İzmir Büyükşehir Belediyesi, Türkiye İktisat Kongresi’nin 100. yıldönümünde, 2023 yılında İkinci Yüzyılın İktisat Kongresi’ni toplamaktadır.

TÜRKİYE İKTİSAT KONGRESİ VE İŞÇİLER (17 ŞUBAT-4 MART 1923)

TEKGIDA-İŞ SENDİKA AKADEMİSİ

Türkiye İktisat Kongresi, Lozan Barış Antlaşması görüşmelerinin kesintiye uğradığı bir dönemde, 17 Şubat-4 Mart 1923 tarihlerinde İzmir’de gerçekleştirildi. Bu nedenle de “İzmir İktisat Kongresi” olarak da anılmaktadır.

Türkiye İktisat Kongresi’nin işçilere ilişkin kararları önemlidir.

Türkiye İktisat Kongresi’nde kabul edilen kararlar arasında “İşçi Grubunun İktisat Esasları” da bulunmaktadır. (Bu metnin tamamı için bkz. Ökçün, A.G., Türkiye İktisat Kongresi, 1923 – İzmir, Haberle-Belgeler-Yorumlar, Ankara Üniversitesi Siyasal Bilgiler Fakültesi Yayın.No.262, (2. Basılış), Ankara, 1971, s.430-435 ve Afetinan, İzmir İktisat Kongresi (17 Şubat – 4 Mart 1923), Türk Tarih Kurumu Yay.XVI.Dizi-Sa.46, Ankara, 1982, s.51-55.)

İKTİSAT KONGRESİ’NİN AMACI

İktisat Kongresi’nin amacı, siyasi ve ekonomik tam bağımsızlıktı. Başkumandan Gazi Mustafa Kemal Paşa’nın belirttiği gibi, “istiklâl-i tâm için şu düstur var: Hakimiyet-i milliye, hakimiyet-i iktisadiye ile tarsin edilmelidir. (…) Siyasî ve askerî muzafferiyetler ne kadar büyük olursa olsun, iktisadi zaferle tetviç edilemezse semere-i netice payidar olamaz.”

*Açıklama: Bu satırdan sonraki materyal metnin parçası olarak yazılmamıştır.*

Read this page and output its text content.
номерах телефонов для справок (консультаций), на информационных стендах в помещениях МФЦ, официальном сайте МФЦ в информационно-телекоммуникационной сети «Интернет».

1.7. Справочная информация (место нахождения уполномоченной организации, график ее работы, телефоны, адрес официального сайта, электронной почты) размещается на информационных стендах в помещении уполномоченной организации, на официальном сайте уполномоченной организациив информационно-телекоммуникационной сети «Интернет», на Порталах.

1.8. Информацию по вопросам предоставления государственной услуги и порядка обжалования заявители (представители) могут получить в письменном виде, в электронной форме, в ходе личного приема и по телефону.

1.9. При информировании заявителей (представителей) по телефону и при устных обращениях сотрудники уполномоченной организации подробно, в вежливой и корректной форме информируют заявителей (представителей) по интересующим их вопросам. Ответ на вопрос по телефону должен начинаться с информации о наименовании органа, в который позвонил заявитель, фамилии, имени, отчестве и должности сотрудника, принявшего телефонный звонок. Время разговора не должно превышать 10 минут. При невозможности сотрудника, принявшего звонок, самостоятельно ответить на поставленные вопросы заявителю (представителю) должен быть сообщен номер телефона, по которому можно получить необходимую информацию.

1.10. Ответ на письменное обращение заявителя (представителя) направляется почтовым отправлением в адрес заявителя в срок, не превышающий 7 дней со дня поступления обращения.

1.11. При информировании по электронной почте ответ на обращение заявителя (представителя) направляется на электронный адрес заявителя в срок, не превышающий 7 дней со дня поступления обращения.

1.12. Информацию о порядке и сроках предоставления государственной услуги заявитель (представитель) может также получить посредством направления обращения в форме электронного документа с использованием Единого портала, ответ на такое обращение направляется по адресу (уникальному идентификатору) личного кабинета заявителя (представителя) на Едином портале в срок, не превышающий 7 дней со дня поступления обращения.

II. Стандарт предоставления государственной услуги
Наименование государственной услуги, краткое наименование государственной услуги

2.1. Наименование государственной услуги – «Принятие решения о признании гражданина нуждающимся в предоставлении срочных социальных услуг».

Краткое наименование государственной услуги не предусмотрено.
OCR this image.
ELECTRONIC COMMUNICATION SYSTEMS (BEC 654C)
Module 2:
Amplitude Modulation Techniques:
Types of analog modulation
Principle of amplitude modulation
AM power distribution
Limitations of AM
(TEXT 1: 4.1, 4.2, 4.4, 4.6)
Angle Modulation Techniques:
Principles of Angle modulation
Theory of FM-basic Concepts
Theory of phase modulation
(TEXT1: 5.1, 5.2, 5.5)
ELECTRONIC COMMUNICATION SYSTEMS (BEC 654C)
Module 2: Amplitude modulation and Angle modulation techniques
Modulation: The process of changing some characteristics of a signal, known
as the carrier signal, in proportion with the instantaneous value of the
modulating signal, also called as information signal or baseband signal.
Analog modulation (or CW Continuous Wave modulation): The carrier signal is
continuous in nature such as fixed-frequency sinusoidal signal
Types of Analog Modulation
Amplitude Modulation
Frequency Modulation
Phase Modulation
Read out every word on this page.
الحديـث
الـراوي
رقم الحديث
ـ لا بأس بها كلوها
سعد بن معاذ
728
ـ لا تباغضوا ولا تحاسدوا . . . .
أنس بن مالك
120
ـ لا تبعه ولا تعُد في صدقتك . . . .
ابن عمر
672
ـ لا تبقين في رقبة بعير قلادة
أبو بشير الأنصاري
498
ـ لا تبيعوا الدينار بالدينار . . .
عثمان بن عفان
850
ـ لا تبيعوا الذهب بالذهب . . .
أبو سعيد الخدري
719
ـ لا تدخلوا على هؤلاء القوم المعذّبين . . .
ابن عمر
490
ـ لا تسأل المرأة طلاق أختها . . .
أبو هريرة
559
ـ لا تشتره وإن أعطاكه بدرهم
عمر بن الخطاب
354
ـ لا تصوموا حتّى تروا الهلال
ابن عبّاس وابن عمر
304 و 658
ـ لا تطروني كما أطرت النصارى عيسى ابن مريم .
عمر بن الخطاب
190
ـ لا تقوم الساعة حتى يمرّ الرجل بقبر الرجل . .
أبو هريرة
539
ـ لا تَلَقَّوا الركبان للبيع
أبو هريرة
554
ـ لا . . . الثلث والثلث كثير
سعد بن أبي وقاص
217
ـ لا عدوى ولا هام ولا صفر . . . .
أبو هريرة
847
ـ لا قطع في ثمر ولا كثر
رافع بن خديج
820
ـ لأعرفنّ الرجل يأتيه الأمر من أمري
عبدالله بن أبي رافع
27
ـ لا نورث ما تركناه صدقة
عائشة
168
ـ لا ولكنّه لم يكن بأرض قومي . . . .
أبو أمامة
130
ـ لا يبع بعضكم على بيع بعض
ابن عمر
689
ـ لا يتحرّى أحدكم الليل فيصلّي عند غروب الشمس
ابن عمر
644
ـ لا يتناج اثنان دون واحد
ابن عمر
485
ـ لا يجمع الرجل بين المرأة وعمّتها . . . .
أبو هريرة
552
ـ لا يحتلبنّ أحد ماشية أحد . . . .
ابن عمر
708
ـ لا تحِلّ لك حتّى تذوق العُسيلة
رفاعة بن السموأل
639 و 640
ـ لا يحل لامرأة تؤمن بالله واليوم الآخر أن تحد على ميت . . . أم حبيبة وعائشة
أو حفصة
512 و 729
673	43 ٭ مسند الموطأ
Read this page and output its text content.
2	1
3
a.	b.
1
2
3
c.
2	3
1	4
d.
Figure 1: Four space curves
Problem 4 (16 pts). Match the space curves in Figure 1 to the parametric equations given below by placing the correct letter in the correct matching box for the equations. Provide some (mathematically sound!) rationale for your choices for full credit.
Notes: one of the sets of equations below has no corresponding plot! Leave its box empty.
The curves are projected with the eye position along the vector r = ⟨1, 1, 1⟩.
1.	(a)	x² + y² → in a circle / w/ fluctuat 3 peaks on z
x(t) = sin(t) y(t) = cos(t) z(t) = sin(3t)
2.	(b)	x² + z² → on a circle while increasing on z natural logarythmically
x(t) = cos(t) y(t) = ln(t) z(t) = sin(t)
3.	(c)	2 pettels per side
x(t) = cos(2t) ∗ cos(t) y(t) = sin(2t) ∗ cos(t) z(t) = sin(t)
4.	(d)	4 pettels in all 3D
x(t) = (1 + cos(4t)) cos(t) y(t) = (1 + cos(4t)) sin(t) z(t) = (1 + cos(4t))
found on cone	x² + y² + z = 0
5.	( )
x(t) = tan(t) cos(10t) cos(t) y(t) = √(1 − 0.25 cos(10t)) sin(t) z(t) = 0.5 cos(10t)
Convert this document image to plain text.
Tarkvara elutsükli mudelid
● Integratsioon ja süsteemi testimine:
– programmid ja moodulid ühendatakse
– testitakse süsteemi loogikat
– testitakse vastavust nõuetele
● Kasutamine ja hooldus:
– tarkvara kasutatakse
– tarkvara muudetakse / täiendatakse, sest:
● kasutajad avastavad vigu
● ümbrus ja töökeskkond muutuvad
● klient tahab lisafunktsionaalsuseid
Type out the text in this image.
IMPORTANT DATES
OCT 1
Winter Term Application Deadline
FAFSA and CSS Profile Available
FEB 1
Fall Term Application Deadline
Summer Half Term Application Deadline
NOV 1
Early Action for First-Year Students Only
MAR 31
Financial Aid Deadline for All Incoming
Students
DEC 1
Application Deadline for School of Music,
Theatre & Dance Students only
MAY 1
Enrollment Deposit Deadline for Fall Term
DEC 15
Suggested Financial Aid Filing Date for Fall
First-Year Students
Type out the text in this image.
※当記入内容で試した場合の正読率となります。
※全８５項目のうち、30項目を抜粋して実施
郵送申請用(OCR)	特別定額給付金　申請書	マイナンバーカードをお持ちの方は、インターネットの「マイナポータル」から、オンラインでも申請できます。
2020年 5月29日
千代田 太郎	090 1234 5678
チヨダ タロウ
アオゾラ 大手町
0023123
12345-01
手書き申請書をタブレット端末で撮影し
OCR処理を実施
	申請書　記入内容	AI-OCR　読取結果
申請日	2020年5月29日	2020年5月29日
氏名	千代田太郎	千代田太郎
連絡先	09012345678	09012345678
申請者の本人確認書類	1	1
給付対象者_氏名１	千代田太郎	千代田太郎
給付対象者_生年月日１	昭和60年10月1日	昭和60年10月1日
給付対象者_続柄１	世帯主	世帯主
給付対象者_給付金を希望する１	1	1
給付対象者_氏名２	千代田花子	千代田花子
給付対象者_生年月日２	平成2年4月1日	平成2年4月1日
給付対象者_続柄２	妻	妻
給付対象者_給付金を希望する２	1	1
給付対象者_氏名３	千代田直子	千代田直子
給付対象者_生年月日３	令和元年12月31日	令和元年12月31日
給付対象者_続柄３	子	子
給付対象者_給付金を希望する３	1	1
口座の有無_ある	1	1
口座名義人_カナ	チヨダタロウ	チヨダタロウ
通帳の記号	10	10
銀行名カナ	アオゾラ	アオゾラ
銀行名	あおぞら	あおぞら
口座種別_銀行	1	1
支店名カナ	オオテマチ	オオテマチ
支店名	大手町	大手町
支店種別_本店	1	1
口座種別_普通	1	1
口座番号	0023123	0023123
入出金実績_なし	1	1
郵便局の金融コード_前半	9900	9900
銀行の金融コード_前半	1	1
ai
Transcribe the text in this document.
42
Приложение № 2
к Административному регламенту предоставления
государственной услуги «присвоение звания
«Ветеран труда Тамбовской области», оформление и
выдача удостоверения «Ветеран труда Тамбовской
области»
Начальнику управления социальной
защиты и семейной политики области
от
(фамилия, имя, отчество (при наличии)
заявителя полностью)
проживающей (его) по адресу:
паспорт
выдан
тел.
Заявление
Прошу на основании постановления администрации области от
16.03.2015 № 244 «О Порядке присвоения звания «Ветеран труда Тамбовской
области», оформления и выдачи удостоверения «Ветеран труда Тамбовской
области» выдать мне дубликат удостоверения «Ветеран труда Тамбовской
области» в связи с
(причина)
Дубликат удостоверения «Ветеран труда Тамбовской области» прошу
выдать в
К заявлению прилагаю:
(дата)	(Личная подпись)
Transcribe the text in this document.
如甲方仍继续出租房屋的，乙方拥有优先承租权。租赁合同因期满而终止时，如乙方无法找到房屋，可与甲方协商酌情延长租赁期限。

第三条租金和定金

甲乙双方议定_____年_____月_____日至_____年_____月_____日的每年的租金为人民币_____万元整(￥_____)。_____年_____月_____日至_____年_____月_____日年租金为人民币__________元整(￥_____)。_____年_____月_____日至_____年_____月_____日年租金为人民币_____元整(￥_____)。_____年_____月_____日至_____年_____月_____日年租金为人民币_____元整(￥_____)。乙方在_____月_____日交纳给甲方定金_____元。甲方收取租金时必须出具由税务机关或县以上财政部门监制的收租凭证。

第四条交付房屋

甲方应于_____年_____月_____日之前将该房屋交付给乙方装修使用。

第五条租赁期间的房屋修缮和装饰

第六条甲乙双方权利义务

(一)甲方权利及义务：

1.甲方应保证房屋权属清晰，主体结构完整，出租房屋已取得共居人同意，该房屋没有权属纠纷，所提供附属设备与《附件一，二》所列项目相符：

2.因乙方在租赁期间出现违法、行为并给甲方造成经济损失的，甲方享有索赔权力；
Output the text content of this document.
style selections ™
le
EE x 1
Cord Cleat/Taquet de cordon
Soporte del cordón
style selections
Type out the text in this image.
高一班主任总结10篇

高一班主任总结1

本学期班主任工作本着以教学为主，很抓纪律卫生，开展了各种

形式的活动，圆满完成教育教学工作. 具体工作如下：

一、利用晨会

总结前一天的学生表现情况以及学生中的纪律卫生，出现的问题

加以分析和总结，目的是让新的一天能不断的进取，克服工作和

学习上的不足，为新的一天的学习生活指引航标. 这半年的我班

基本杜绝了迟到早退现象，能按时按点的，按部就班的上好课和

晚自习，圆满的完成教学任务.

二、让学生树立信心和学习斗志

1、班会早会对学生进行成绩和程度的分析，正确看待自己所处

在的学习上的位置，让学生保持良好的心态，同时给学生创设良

Osmanlı’dan devralınan zayıf ve bağımlı iktisadi yapıyla bu amaca ulaşabilmek olanaklı değildi. Bu dönemde işletmelerin çoğu yabancı sermayeye aitti. Kemal Paşa Türkiye İktisat Kongresi’ni açış konuşmasında Osmanlı’nın bu durumunu çeşitli biçimlerde ele aldı. Şunu söyledi: “Mazide, Tanzimat devrinden sonra ecnebî sermayesi müstesnâ bir mevkie malikti, Devlet ve hükûmet ecnebî sermayesinin jandarmalığından başka bir şey yapmamıştır. Her yeni millet gibi Türkiye buna muvafakat edemez. Burasını esir ülkesi yaptırmayız.” (Ökçün, G., a.g.k., 1971. s.253)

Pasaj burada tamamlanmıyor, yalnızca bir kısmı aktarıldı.